Laverbread cakes

Laverbread is a real pub quiz question of a food. It’s a Welsh delicacy, an iodine-rich puree made from simmering Porphyra laciniata, a purple seaweed, for hours. The resulting paste looks unprepossessing, but tastes fabulous. Like oysters, its flavour is redolent of the sea – to eat laverbread is to imagine yourself standing on a rockpool-surrounded beach, breathing the salty, ozone-thick spray.

I’m lucky enough to have married into a family full of food-loving Welsh ladies. Dr W’s mum makes sublime Welsh cakes (little griddle cakes packed with currants) when we visit; she even has a special gas burner that lives in the cupboard especially for griddling purposes. (Yes, I plan to steal the recipe one day.) Her sister, Auntie S, still lives in Wales. Because she is totally fabulous, Auntie S sent a Welsh hamper to me here in the grim fens for my birthday. Alongside the tea blend, the Welsh honey, the plum jam, the whisky marmalade and the Caerphilly oatcakes lay a jar of pickled cockles and my first ever tin of laverbread. Straight out of the tin, it’s unprepossessing stuff (see the picture below), but it smells tremendously seaside-y, and licking the end of a finger dipped into it confirms that it’s delicious.

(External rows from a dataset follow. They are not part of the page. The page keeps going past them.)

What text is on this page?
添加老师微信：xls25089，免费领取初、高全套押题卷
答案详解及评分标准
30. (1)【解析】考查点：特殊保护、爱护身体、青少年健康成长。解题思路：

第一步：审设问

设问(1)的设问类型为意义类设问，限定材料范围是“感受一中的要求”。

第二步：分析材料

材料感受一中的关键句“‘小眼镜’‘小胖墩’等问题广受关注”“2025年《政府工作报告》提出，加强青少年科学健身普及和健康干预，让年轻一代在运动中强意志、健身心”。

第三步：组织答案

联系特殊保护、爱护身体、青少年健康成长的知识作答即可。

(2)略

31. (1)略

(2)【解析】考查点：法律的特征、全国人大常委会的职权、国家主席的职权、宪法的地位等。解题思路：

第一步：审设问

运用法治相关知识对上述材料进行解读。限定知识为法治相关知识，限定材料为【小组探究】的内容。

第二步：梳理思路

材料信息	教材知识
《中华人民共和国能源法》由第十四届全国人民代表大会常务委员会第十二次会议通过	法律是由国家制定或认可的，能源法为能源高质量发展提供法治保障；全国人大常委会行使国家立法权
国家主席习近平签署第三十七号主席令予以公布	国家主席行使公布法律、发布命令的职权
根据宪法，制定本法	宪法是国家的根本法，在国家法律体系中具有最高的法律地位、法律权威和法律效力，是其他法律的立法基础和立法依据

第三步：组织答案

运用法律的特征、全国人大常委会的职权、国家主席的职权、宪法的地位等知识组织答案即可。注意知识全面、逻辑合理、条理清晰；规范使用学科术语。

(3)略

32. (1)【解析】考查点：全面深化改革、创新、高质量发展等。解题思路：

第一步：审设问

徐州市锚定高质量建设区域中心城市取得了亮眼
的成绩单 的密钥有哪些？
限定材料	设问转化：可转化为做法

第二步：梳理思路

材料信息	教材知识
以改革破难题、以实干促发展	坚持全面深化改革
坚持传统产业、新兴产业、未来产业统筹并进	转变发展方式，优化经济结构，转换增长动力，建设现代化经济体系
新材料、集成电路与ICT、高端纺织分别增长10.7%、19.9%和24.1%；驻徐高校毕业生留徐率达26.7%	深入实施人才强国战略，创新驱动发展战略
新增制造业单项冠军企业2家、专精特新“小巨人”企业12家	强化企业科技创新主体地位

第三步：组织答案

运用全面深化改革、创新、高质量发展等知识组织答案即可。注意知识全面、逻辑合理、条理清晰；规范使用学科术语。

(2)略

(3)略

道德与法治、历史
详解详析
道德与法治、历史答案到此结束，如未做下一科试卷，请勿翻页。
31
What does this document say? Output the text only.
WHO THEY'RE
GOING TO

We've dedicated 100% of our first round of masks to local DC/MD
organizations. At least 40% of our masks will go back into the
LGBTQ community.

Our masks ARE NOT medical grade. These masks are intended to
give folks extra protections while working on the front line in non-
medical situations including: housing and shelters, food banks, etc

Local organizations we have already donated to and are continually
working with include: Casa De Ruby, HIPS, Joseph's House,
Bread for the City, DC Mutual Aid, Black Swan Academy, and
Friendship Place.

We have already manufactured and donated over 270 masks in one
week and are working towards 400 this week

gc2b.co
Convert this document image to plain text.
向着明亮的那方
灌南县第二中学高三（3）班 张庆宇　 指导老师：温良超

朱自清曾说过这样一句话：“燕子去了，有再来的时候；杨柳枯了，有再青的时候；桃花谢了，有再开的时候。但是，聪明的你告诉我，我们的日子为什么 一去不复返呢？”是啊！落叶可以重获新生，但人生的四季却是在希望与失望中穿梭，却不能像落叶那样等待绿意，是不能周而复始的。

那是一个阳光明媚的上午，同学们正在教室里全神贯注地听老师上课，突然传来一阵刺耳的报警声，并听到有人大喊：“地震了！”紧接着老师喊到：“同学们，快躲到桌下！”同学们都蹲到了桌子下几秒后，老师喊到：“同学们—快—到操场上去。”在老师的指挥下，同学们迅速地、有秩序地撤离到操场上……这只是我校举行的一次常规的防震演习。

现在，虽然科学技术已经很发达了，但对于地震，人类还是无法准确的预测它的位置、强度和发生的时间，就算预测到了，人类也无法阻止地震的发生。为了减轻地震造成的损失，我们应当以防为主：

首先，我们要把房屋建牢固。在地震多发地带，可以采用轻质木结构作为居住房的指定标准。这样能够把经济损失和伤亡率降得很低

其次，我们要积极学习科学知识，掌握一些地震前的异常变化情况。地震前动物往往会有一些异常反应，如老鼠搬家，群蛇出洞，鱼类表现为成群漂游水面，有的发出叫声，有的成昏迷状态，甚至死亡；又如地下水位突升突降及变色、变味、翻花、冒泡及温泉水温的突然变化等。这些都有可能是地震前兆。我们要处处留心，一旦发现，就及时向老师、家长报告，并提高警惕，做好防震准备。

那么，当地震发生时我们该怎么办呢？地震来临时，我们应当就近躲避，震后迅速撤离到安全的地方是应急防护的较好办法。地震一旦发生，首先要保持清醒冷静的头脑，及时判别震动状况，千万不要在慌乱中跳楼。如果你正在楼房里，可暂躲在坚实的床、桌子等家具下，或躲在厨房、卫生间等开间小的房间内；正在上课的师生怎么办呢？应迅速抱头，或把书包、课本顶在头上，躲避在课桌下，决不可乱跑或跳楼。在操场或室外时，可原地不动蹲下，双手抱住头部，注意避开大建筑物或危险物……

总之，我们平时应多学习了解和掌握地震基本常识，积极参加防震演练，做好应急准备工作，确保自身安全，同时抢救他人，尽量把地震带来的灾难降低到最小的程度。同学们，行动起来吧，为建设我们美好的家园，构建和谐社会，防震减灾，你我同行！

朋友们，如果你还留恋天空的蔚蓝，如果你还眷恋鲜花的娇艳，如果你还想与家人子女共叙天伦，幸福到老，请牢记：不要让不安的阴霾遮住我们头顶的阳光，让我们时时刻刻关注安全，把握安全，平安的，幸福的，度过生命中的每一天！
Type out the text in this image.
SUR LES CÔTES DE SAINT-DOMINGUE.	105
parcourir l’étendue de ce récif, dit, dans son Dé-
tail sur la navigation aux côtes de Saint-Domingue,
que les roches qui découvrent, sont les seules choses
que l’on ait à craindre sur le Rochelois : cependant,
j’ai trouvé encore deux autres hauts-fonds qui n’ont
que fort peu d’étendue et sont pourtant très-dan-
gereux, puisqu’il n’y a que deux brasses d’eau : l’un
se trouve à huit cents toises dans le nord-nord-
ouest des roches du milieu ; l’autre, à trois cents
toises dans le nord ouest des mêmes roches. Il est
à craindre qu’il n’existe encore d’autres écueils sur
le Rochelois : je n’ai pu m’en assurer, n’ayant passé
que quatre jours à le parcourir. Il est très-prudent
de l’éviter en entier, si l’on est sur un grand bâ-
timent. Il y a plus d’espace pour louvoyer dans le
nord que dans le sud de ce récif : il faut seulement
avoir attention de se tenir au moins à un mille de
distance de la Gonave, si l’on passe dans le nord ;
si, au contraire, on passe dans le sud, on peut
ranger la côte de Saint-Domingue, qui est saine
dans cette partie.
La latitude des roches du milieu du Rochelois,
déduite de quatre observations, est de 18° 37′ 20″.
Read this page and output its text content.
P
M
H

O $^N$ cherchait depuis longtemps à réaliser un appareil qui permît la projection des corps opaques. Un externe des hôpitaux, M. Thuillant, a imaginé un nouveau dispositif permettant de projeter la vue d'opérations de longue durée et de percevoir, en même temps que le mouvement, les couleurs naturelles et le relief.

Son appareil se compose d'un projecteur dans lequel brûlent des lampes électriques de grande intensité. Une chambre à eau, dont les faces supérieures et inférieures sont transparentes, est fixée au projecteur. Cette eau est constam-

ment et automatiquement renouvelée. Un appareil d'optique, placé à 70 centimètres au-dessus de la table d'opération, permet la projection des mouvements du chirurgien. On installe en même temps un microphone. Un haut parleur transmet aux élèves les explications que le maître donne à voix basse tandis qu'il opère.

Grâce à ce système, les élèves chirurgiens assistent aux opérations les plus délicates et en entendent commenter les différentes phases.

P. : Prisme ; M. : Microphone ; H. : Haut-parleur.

There are always pinhead-milled oats in the cupboard (I like porridge for breakfast), and a favourite Welsh application of laverbread is to mix the dark paste with fine/medium oatmeal to bind it and make it crisp, then to fry it in bacon fat and serve it alongside a cooked breakfast. I also added a non-traditional shallot to the mixture, which was extremely good, adding a base of sweetness against the iodine saltiness of the seaweed. (The shallot is strictly optional and not remotely Welsh.) Making these laverbread cakes took all of ten minutes, and they’re among the tastiest things I’ve eaten in months. To make about eight little cakes (enough to serve two – you’ll want four each because they’re gorgeous) you’ll need:

120g tin laverbread
50g fine/medium oatmeal
1 shallot
A couple of tablespoons of bacon fat

Dice the shallot very finely, and mix well with the laverbread and oatmeal until you have a thick paste. Form the paste into flat patties about five centimetres in diameter and a centimetre thick. Fry in the hot bacon fat in a non-stick pan for about three minutes a side, until the laverbread cakes are crisp and brown. Serve immediately as part of a cooked breakfast.